デビッドソンは、ピアストリがシーズン中盤までチャンピオンシップをリードしていた経緯を踏まえ、こう続けた。

「シーズンの大半をリードしてきたにもかかわらず、今週末、同じマシンに乗るランドがトップ3に入って、タイトルという栄冠を独り占めにするのをただ見ているだけでも、オスカーにとっては相当に辛く、受け入れがたい苦痛だろう」

「その上、チームメイトを勝たせるために道を譲れと言われるなんて、傷口に塩を塗られるようなものだ。もし彼がそれを飲むとしたら、僕なんかよりよほど寛大な男だと言えるだろうね!」

デビッドソンはさらに、マクラーレンがすでにコンストラクターズタイトルを獲得している事実を指摘する。

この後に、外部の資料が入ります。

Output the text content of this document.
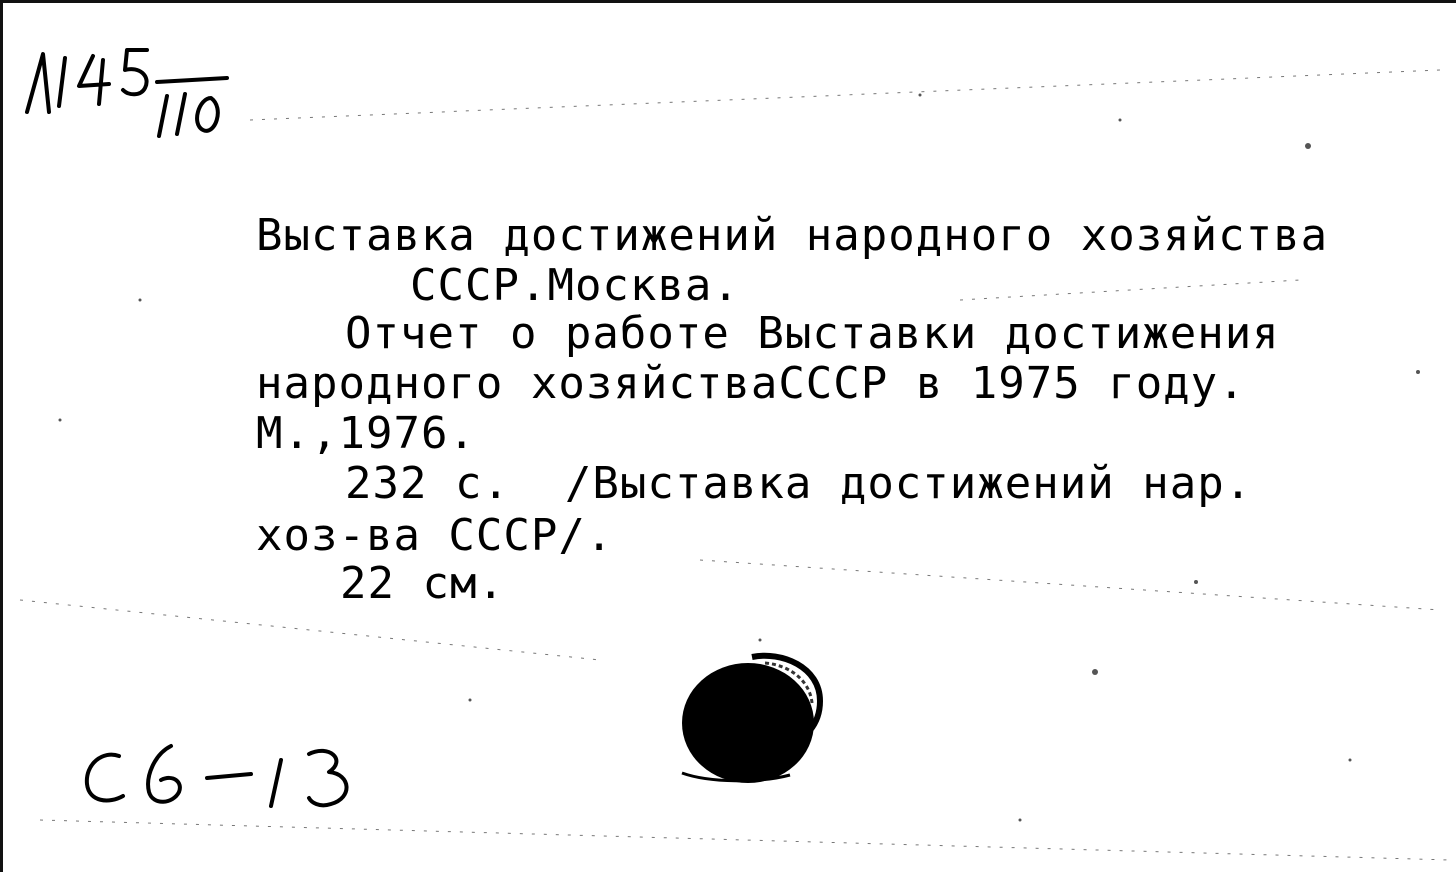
Выставка достижений народного хозяйства
СССР.Москва.
Отчет о работе Выставки достижения
народного хозяйстваСССР в 1975 году.
М.,1976.
232 с.  /Выставка достижений нар.
хоз-ва СССР/.
22 см.
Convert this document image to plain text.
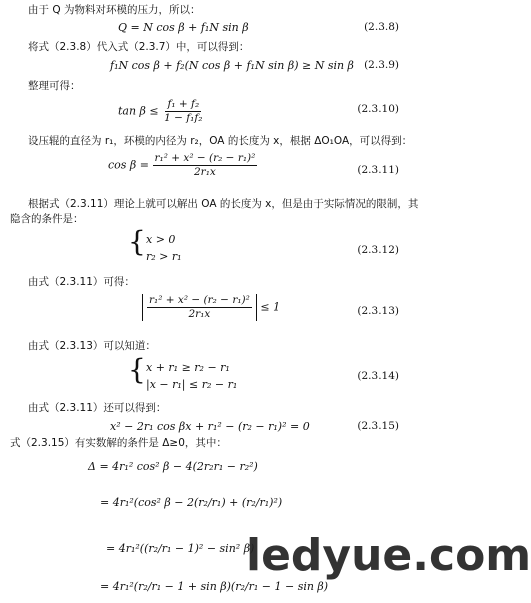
由于 Q 为物料对环模的压力，所以：
Q = N cos β + f₁N sin β	(2.3.8)
将式（2.3.8）代入式（2.3.7）中，可以得到：
f₁N cos β + f₂(N cos β + f₁N sin β) ≥ N sin β (2.3.9)
整理可得：
$\tan \beta \le \frac{\text{f₁ + f₂}}{\text{1 − f₁f₂}}$	(2.3.10)
设压辊的直径为 r₁，环模的内径为 r₂，OA 的长度为 x，根据 ΔO₁OA，可以得到：
$\cos \beta = \frac{\text{r₁² + x² − (r₂ − r₁)²}}{\text{2r₁x}}$	(2.3.11)
根据式（2.3.11）理论上就可以解出 OA 的长度为 x，但是由于实际情况的限制，其
隐含的条件是：
{ x > 0
r₂ > r₁	(2.3.12)
由式（2.3.11）可得：
$\frac{\text{r₁² + x² − (r₂ − r₁)²}}{\text{2r₁x}} \le 1$	(2.3.13)
由式（2.3.13）可以知道：
{ x + r₁ ≥ r₂ − r₁
|x − r₁| ≤ r₂ − r₁
(2.3.14)
由式（2.3.11）还可以得到：
x² − 2r₁ cos βx + r₁² − (r₂ − r₁)² = 0	(2.3.15)
式（2.3.15）有实数解的条件是 Δ≥0，其中：
Δ = 4r₁² cos² β − 4(2r₂r₁ − r₂²)
= 4r₁²(cos² β − 2(r₂/r₁) + (r₂/r₁)²)
= 4r₁²((r₂/r₁ − 1)² − sin² β)
= 4r₁²(r₂/r₁ − 1 + sin β)(r₂/r₁ − 1 − sin β)
ledyue.com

「これは“ドライバーズ選手権”なんだよ。F1には2つのタイトルがあることを忘れちゃいけない。チームはすでにコンストラクターズ選手権を獲得していて、今年は2人のドライバーから必要な成果を得ている。それなのに、もしチームがドライバーズタイトルが全てだと言うなら、そもそもコンストラクターズ選手権は何のために存在するんだ?」

ノリスとピアストリの複雑な胸中

渦中のマクラーレン・ドライバーたちは、まだこの件についてチームと話し合っていないという。会見でチームオーダーの可能性について問われたノリスは、複雑な胸中を明かした。

「正直、議論はしていない。もしそうなれば個人的には歓迎だけど、自分から頼むつもりはない。だって、それを受け入れるかどうかはオスカー次第であって、僕が決めることじゃないからね」

「僕が逆の立場だったらどうか? 個人的には譲ると思う。僕はそういう人間だから。でも…これはフェアな質問じゃないと思う。僕は頼まないし、頼みたいとも思わない」

ノリスは、チームオーダーがなくフェルスタッペンに敗れたとしても、それを受け入れる覚悟を示す。

「もしそれでマックスが勝つなら、それまでだ。彼を祝福するし、来年また挑むだけさ。僕の人生が変わるわけじゃない。彼が僕らより相応しかった、それだけのことだ」

一方のピアストリは、「チームが僕に何を期待しているのか分かるまで、答えようがない」と述べるにとどめた。

最終戦を迎える今週末、マクラーレンのピットウォールは難しい判断を迫られることになりそうだ。